Over the course of the rainy season 2009 I chose a date and place for departure. My trip would start when the rains ended. I chose the Day of the Dead, the 1st of November, when I was pretty much guaranteed a rainless walk. I also wanted to start in a place that I felt was safe so that I would also be returning to an area I felt was safe.

San Francisco Tecoxpa is a small village of the indigenous Nahuatl people, the last of the Mexica of the Valley of Mexico in the southwest quadrant of Mexico City behind the volcano Teuctli with its high terraces of cactus plantations. I made arrangements with Odilón Jiménez, “El Chorri”, leader of the bearers of the church images in the pilgrimage from San Francisco Tecoxpa to Chalma, for a place to stay at the beginning of the walk.

I decided to start from San Francisco Tecoxpa in Milpa Alta, walk over the shoulder of the small Teuctli volcano along the flat wetlands of the astern edge of Tláhuac. Then I would curve into the 6 volcanoes comprising the Sierra de Santa Catarina between Tláhuac and Iztapalapa and from there onwards to Valle de Chalco in the State of Mexico.

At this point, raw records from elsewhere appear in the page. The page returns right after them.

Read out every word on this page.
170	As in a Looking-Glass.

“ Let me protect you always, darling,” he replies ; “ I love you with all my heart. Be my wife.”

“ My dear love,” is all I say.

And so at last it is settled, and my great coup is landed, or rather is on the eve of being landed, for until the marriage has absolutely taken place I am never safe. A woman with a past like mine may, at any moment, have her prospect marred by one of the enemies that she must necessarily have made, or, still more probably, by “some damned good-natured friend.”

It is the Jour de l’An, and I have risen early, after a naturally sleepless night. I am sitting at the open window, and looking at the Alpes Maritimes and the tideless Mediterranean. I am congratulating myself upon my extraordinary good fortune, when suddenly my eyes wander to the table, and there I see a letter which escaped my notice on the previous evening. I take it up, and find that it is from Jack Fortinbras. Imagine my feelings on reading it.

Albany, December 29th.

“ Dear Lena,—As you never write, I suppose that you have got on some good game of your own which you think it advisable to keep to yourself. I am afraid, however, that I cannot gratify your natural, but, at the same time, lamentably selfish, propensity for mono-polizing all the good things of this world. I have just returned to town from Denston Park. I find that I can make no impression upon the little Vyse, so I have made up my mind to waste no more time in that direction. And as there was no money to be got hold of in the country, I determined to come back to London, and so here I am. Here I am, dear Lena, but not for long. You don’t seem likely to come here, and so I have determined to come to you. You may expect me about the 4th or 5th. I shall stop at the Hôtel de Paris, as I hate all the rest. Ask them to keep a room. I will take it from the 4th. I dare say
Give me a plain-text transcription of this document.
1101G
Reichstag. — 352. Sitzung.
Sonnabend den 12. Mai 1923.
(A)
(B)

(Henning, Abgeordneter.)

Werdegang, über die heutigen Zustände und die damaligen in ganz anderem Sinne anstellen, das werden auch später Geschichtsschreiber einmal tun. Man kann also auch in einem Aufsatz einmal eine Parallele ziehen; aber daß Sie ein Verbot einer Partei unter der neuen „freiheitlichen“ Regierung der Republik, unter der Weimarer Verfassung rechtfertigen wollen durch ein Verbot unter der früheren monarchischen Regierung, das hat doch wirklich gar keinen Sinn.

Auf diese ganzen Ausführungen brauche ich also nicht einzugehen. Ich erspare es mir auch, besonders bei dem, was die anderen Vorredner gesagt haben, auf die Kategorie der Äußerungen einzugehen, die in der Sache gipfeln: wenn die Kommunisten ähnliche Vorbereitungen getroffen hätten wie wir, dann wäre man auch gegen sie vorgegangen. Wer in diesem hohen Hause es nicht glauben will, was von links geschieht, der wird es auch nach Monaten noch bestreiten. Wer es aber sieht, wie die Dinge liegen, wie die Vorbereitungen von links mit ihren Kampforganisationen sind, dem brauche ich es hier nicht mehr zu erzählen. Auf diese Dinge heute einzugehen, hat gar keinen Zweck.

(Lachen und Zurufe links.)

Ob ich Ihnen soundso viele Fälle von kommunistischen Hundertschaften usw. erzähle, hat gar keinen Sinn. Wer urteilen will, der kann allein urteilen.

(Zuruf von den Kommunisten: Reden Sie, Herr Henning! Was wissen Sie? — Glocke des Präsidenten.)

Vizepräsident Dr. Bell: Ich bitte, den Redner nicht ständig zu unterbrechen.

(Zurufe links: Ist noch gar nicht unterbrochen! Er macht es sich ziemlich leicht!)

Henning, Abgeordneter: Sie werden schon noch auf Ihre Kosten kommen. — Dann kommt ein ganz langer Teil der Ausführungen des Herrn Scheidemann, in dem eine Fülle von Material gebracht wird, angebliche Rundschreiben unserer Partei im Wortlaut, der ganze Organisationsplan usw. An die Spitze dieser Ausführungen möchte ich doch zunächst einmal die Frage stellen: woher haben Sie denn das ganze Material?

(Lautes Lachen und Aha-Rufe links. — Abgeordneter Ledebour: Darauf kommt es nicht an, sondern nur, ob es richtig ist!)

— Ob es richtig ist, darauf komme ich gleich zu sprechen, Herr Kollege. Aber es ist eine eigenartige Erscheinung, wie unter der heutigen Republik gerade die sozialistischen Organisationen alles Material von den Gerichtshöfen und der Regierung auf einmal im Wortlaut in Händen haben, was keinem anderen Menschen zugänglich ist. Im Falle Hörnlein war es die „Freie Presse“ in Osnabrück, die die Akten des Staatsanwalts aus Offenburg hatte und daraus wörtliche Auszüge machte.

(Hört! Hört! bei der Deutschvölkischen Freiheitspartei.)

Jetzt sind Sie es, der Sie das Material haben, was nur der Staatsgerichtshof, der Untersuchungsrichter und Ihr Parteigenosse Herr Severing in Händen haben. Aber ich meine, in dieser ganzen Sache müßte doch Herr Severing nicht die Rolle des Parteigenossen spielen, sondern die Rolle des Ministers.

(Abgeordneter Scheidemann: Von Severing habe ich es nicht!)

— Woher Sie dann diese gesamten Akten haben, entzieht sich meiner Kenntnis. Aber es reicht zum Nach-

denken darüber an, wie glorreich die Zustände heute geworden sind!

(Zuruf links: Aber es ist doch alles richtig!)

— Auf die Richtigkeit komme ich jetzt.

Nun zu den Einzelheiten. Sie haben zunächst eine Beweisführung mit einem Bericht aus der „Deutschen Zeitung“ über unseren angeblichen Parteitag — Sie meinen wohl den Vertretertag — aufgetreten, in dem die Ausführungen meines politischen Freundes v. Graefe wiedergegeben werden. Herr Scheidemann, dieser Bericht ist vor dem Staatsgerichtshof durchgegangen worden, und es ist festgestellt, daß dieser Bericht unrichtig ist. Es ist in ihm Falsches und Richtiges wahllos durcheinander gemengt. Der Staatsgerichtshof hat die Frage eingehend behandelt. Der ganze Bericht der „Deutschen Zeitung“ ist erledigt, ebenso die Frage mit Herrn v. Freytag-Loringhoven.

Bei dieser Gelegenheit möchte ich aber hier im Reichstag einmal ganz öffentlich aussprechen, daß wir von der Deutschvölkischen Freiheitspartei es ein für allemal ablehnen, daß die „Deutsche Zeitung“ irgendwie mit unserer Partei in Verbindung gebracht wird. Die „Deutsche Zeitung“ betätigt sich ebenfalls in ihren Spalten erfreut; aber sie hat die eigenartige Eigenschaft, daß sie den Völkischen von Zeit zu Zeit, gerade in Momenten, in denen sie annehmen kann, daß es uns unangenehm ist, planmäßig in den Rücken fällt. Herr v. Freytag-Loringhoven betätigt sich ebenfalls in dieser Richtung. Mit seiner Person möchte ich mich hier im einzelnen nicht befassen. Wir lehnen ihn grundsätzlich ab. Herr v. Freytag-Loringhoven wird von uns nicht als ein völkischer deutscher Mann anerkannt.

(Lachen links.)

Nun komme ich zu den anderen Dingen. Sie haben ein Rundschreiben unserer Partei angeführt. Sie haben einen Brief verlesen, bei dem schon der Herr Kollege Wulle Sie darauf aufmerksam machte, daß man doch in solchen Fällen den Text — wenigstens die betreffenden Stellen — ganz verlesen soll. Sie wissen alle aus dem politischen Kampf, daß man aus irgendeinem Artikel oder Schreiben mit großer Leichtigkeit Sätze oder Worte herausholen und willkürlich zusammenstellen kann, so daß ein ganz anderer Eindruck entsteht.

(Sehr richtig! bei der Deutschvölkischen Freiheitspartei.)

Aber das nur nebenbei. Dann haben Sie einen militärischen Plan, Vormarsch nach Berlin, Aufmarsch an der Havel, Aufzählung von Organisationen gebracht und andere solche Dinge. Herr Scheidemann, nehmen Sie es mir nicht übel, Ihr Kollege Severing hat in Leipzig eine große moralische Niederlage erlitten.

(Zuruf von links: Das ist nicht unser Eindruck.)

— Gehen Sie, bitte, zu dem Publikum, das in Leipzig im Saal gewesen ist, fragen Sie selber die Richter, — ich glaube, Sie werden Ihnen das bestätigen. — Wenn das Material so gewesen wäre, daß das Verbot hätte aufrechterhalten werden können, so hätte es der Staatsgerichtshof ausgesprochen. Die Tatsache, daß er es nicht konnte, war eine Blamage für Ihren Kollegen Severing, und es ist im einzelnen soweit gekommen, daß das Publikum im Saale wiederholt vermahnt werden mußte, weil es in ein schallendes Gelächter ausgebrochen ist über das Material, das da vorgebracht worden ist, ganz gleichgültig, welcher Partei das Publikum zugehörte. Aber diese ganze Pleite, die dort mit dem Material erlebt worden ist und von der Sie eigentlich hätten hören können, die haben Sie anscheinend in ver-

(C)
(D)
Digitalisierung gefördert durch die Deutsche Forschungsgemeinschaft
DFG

The 31st of October I said goodbye to my family and left my home in the late afternoon to go to San Francisco. I walked to a local bookstore to buy a children’s book for Odilón’s children. By coincidence I met my good friend Lonely Planet writer John Hecht, who did me the favor of driving me out to Xochimilco. I saw it as a favorable omen. I carried with me nothing but one small grey single-strap backpack with a laptop, a change of clothes, some memory cards and copies of Invisible Cities by Italo Calvino and The Narrow Road to the Interior by the 16th century Japanese poet Bashu.

As night fell over the city a taxi brought me down the long dark urban corridors of Xochimilco, amid the glimmering streetlights, winding through the hills over into the rural cluster of villages Milpa Alta. We listened to tropical music on the radio and discussed local customs. Finally, through half-lit streets the taxi passed the freshly painted colonial church of San Francisco Tecoxpa, a village that in Aztec times was known for its nahuales or shape-changers.

I paid the taxi driver and stepped out by the floodlit church in the empty dark streets around the village center, with its painted facades and signage. From there I walked to a house with a large metal gate, built up against a hillside with a few lights glimmering up in the windows and a paper lantern model of the village church hanging over the courtyard.

The bearers of the images on the village pilgrimage to Chalma over the mountains and volcanoes of the southern valley of Mexico every third of January – all young strong men – are like the village’s militia. Odilón “El Chorri” Jiménez, also known as “El Bárbaro” in the Toluca wholesale market where he sells his crop of nopales, is the sergeant-at-arms, the leader of this militia.

In his early forties with bristly black hair and fierce slitted eyes and built like volcanic rock, El Chorri is a proud, funny, vain, immensely strong, devoted, capricious, cruel, clever and hospitable Mexican. He and his wife are intensely devoted to each other and share a playful ferocity. A simmering aggression and commanding presence make him a fearsome leader of bearers of the church images, as he manages discipline in the organization of their column over the 100-kilometer march to Chalma. And the only people who do not seem secretly afraid of him are his wife and children.

On the pilgrimage to Chalma a novice participant has to stop and dance around a huge old willow tree with a spring below it before reaching the village. Hence the Mexican expression that if you are really in trouble not even dancing in Chalma will help. Before the dance the novice must be crowned with a garland of flowers. El Chorri was padrino of my crown on my first pilgrimage to Chalma in January 2009. He gave me my nickname in San Francisco, Mister James, and I don’t think he knows my real name.

He was to be my host on the first night of this expedition.

The steel gate creaked open in the quiet of the village night. I heard the voice of a woman in the dark above.

“Mister James.”

Under this lantern and black night sky my voyage had begun.